Although the design and fabrication of the fiberglass and foam tentacle was difficult, integrating it into the landscape presented a very unique challenge. The team used flashings and LSI LVT to evoke the image of a ship and manually created a splintered wood floor. Since the area is a highly visible and heavily traveled hallway, the team used solid hardwood supplied by Musolf’s Wood Flooring before upgrading to LSI’s LVT in other areas of the building. The authentic material lends a degree of realism to the otherwise fantastical nautical scene.
The other most labor-intensive element of the overall construction was the feature staircase. Flanking the large tentacle, this component goes from a curved staircase to a traditional vertical construction and took over a year of modeling and brainstorming. Extensive product-to-product color matching and specialist cutting was required to ensure that the custom rigid nosing and treads curved and blended with the LVT used as the ship-like wallcovering. The 3D sculptural modeling of the project was important, not only because of its detailed nature, but also because the team was often far away. It set the benchmark for Cuningham’s projects in the future.
ORIENTATION THROUGH MATERIALS
Navigating through the building’s various adventures is meant to be a challenging, yet intuitive experience. To help orient employees and guests, templates are used for both form and function. Colors and repetition of shapes, such as an arabesque or an Art Nouveau filigree pattern, identify each space while linking it to the specific story being told. The main carpet, a bespoke carpet from Mohawk’s Durkan, depicts a series of gears in homage to Verne’s avant-garde imagination, while easing the transition between neighboring buildings, Chocolate Factory and Monster Land.
Many mats are custom designed by the team’s graphic designer or work directly with the manufacturer’s designers to ensure the final product meets the homeowner’s expectations. Along with direction and storytelling, the team had to figure out where the budget allowed for 24v12 builds against two suits.
Believing that flooring is an integral part of a truly immersive design and that just incorporating running lines can feel flat, Cuningham – who works extensively in the hospitality industry – has designed so many custom rugs with different manufacturers that some have incorporated them into their own catalogs.
Offices provide a contemplative place to work through the incorporation of Bentley’s rugs, which are usually a custom recoloration of racing line patterns. Other custom building materials include sheet vinyl, printed on G-Floor vinyl for use in break rooms, copy rooms and many entryways. The breadth of custom graphics for this project led the team to standardize processes and develop a themed booklet to help digitally track the intense matrix.
KEEP AN EYE ON THE FUTURE
With such global designs, campus maintenance teams are an important partner in the process, both upstream and downstream. The customer has structured guidelines for where and how certain materials can be used, learned through trial and error and through wear and tear.

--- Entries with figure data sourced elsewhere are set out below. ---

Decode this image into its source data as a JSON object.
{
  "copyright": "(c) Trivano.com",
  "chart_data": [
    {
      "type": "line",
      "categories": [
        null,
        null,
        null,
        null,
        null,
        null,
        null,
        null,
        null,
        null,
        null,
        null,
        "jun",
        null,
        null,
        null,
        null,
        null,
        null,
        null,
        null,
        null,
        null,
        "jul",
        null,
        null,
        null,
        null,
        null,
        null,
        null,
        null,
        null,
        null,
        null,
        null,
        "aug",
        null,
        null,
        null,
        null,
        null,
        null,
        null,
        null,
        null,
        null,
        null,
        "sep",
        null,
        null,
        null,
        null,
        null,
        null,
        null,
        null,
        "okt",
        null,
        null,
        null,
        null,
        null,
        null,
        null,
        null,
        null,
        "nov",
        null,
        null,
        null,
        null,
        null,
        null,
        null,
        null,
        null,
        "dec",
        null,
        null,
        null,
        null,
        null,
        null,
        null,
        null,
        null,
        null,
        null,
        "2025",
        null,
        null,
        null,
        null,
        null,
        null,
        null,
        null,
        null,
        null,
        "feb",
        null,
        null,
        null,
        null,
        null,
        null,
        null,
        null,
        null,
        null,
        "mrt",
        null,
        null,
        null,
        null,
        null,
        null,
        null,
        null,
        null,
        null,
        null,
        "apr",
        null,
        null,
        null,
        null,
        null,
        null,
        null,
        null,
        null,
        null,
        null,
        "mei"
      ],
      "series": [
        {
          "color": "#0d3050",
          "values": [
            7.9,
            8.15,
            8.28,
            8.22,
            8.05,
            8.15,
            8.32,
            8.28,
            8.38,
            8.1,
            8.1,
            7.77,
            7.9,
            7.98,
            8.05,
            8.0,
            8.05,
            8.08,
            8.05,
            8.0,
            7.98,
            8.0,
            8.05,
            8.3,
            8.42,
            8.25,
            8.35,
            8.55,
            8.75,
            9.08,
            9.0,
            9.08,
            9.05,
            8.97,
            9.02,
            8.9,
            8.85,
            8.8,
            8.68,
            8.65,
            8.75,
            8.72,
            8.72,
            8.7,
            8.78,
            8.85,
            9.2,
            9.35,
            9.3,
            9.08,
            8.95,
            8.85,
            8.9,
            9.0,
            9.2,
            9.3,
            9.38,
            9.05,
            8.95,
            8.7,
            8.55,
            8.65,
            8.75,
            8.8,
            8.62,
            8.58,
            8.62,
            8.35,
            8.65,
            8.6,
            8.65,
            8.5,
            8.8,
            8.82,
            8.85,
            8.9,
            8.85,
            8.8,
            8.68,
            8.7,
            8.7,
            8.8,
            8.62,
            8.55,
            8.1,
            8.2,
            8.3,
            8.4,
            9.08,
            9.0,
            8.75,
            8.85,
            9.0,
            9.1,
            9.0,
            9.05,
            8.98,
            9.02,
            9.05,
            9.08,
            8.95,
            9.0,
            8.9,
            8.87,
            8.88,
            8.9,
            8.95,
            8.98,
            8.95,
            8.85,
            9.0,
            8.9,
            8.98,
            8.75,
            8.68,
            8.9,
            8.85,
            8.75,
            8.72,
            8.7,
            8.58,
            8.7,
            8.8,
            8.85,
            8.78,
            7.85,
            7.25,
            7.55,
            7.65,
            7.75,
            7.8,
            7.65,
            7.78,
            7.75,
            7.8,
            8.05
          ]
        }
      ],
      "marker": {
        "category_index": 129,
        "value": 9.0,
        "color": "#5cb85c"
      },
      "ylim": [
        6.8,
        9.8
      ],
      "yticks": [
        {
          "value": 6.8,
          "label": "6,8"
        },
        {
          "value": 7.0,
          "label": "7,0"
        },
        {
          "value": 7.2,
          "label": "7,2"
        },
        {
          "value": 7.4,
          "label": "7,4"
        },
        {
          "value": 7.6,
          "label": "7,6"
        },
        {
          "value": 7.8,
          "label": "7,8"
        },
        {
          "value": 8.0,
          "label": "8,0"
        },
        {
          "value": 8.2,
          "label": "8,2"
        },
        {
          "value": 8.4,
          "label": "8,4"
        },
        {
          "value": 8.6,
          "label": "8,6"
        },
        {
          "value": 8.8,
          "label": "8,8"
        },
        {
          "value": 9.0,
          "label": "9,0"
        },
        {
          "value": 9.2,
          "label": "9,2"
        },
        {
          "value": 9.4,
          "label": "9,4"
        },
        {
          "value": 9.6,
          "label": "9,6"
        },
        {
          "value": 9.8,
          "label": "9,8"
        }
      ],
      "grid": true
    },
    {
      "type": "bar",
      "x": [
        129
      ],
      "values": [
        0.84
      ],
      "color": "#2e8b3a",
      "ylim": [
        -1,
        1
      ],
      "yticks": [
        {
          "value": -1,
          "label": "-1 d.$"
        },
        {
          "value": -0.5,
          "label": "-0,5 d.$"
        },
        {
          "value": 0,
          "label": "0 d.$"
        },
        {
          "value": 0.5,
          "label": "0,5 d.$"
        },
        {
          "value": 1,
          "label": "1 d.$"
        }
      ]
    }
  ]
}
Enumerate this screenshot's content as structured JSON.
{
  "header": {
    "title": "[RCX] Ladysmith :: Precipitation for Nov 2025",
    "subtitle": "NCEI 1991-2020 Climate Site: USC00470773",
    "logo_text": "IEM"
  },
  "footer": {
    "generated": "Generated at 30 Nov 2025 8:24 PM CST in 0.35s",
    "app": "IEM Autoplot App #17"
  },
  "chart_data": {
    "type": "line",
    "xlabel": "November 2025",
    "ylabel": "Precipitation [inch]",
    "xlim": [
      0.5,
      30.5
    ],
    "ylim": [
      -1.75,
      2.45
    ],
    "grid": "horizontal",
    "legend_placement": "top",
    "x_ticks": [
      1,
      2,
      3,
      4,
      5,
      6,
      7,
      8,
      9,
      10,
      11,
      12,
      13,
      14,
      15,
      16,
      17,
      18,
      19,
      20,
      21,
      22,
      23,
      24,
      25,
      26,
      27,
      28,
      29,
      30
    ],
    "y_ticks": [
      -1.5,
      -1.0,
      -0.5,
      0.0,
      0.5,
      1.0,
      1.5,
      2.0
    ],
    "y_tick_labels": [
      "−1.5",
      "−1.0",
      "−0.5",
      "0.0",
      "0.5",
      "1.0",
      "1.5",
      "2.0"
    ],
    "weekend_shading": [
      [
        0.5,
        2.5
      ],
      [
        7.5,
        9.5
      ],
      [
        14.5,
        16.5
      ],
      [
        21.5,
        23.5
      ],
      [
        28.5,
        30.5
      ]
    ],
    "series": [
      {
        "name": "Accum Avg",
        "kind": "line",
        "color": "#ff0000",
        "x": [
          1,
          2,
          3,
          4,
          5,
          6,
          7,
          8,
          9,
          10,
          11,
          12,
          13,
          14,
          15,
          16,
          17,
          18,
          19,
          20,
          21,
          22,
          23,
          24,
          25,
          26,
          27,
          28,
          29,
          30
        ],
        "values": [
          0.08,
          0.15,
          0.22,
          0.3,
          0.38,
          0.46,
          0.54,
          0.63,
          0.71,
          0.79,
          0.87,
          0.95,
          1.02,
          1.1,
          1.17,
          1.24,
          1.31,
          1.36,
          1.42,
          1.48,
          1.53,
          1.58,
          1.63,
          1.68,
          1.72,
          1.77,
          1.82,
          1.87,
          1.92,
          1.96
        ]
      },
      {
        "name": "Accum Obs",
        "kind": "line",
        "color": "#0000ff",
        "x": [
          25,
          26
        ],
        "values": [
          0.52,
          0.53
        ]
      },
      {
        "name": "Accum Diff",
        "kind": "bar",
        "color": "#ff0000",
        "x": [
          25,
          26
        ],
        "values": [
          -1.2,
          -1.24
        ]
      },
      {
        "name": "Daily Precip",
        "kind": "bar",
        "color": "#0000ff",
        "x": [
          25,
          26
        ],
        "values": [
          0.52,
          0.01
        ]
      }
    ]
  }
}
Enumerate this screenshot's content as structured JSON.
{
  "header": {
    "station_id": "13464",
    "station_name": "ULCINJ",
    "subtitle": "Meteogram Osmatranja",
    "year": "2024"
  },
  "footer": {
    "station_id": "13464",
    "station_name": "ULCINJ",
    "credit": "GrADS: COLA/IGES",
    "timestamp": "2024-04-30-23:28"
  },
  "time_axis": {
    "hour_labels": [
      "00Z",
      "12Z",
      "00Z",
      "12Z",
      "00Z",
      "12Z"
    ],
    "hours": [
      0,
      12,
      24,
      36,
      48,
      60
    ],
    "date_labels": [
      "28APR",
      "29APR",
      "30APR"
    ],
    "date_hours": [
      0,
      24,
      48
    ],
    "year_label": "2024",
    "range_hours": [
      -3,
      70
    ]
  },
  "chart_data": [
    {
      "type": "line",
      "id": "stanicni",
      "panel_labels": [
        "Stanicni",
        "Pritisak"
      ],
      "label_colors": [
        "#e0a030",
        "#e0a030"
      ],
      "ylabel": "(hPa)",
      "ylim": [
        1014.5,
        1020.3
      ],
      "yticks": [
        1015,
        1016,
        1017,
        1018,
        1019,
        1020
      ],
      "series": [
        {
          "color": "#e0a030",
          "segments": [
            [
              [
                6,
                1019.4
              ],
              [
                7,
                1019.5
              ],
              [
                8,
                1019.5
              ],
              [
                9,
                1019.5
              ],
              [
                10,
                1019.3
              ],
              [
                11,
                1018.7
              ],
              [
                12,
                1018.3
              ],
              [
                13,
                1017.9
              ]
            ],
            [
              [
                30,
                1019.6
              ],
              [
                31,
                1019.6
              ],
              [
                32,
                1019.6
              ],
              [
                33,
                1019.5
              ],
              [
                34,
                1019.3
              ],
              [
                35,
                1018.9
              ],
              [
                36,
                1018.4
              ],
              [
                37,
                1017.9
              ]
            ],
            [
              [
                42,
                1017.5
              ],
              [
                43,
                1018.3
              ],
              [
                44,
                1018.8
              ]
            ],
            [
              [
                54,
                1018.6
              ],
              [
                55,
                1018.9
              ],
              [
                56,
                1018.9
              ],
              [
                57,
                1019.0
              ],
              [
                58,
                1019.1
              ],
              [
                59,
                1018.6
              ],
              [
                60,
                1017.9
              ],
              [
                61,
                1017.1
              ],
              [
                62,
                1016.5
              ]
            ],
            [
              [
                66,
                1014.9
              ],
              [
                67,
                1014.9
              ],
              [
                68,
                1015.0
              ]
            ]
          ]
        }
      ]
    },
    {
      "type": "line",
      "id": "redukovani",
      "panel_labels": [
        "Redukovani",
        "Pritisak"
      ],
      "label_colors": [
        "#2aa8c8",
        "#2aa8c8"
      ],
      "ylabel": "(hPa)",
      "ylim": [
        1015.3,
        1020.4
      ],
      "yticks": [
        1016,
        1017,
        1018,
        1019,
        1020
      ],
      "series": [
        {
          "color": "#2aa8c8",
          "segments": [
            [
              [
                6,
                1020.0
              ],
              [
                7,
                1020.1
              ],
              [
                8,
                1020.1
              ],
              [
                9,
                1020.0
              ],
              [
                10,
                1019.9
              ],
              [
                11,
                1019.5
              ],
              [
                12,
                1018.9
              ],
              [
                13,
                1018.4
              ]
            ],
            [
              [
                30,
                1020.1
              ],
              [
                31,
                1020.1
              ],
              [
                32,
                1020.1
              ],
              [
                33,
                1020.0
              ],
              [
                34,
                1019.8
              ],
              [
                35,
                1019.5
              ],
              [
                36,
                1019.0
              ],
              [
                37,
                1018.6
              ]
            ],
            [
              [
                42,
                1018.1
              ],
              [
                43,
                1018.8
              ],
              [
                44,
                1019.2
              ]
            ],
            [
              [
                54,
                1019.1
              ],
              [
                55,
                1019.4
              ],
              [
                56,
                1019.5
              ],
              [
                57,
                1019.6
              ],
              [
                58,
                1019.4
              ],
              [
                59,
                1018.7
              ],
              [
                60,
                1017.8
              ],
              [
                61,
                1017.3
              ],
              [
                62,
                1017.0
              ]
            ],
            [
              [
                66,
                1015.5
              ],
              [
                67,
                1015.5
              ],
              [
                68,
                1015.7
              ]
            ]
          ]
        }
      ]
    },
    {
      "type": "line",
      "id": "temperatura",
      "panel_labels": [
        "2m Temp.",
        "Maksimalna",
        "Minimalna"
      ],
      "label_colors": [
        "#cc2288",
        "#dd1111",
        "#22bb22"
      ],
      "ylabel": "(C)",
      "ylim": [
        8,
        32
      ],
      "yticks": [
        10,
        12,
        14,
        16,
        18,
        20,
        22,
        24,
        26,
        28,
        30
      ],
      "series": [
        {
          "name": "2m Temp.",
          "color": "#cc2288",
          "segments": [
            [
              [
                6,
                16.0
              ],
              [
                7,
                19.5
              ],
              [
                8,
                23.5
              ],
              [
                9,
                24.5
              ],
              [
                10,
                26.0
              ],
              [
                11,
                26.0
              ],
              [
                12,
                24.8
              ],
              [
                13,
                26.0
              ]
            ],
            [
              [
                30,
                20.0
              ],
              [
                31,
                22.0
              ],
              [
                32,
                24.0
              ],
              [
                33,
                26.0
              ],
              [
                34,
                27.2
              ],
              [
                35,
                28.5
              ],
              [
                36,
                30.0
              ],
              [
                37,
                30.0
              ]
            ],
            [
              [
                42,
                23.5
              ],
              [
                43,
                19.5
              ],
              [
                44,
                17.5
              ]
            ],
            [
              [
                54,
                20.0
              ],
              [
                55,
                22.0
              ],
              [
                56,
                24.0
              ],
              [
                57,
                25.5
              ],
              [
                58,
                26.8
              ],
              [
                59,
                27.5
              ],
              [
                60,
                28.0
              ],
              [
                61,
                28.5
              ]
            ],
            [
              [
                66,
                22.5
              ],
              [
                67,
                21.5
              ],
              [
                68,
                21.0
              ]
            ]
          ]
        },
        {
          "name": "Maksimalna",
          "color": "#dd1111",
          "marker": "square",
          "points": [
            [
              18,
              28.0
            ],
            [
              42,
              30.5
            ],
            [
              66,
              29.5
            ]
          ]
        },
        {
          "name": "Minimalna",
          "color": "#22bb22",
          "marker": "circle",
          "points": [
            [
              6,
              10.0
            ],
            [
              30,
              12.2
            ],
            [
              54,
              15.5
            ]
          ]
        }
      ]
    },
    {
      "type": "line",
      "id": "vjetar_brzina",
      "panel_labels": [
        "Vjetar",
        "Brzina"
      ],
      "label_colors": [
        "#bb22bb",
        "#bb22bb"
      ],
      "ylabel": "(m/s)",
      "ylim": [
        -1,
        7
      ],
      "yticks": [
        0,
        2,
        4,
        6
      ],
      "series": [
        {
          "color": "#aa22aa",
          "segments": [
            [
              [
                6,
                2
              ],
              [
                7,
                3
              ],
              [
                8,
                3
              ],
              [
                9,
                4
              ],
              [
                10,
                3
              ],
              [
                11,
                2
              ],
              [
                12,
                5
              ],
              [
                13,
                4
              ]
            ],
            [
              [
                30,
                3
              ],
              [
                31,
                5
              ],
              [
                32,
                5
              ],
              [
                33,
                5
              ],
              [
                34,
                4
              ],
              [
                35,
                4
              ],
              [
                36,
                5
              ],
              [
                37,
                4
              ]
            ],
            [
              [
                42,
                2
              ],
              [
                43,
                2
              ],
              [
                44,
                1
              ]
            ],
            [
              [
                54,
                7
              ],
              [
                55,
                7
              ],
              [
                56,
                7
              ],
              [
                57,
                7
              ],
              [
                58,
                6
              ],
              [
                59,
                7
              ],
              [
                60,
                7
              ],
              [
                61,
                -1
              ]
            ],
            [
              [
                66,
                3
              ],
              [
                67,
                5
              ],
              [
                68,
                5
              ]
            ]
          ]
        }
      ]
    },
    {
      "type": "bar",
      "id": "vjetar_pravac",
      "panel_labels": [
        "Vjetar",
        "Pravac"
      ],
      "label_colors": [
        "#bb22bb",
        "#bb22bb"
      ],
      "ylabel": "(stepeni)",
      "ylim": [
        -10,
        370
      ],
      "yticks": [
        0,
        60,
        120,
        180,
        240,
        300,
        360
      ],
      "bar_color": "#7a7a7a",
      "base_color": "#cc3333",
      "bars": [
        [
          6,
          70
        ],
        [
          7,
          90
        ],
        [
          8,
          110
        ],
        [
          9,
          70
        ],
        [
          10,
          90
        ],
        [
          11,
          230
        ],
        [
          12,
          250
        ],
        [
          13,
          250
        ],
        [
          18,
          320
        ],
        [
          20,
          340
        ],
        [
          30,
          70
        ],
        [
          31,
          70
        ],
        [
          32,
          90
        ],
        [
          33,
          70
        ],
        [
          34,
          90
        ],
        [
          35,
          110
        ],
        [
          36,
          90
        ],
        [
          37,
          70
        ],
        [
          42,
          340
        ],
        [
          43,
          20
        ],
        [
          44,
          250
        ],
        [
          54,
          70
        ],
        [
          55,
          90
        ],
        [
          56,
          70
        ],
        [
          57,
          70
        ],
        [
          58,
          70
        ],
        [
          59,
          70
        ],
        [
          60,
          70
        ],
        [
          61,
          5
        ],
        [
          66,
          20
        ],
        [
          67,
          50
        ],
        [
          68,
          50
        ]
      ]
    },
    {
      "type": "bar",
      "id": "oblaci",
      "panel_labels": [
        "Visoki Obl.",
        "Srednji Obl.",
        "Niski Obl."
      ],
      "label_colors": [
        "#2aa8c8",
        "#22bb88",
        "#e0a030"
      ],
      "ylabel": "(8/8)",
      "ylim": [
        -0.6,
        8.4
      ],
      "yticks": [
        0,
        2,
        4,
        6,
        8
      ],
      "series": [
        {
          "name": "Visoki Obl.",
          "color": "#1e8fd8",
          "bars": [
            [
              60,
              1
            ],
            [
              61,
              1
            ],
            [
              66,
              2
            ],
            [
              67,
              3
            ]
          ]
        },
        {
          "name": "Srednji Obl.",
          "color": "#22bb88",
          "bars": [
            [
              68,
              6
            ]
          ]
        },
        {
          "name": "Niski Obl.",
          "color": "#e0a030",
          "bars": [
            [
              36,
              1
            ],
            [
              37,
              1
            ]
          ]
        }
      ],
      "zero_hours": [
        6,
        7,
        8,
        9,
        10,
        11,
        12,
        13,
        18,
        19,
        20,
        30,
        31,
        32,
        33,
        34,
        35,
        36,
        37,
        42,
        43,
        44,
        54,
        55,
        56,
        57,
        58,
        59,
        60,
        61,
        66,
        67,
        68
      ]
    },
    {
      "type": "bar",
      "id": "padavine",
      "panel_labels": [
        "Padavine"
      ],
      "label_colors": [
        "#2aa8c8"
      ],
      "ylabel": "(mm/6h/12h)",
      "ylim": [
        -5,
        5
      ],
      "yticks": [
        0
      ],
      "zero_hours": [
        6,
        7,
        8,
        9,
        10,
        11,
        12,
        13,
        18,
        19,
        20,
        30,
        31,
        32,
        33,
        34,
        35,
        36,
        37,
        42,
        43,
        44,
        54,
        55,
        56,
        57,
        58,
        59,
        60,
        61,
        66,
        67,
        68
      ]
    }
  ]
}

Merging thematic and functional objectives comes down to understanding how the materials and buildings themselves behave, which is detailed in models provided to the facilities management team. Although only durable materials are selected, their maintenance can make a huge difference in their lifespan. Everything is taken into account, from the cleaning tools to the products used and the frequency of cleaning. New materials must be checked and approved, not only for their durability, but also to be incorporated into the established practices of the maintenance team.
As campus spaces and available material options have evolved, there have been refreshes over the years to update the aesthetic or move to a new, higher performance flooring construction. However, there was no complete overhaul. This is a testament to the initial design process, which is a highly collaborative effort.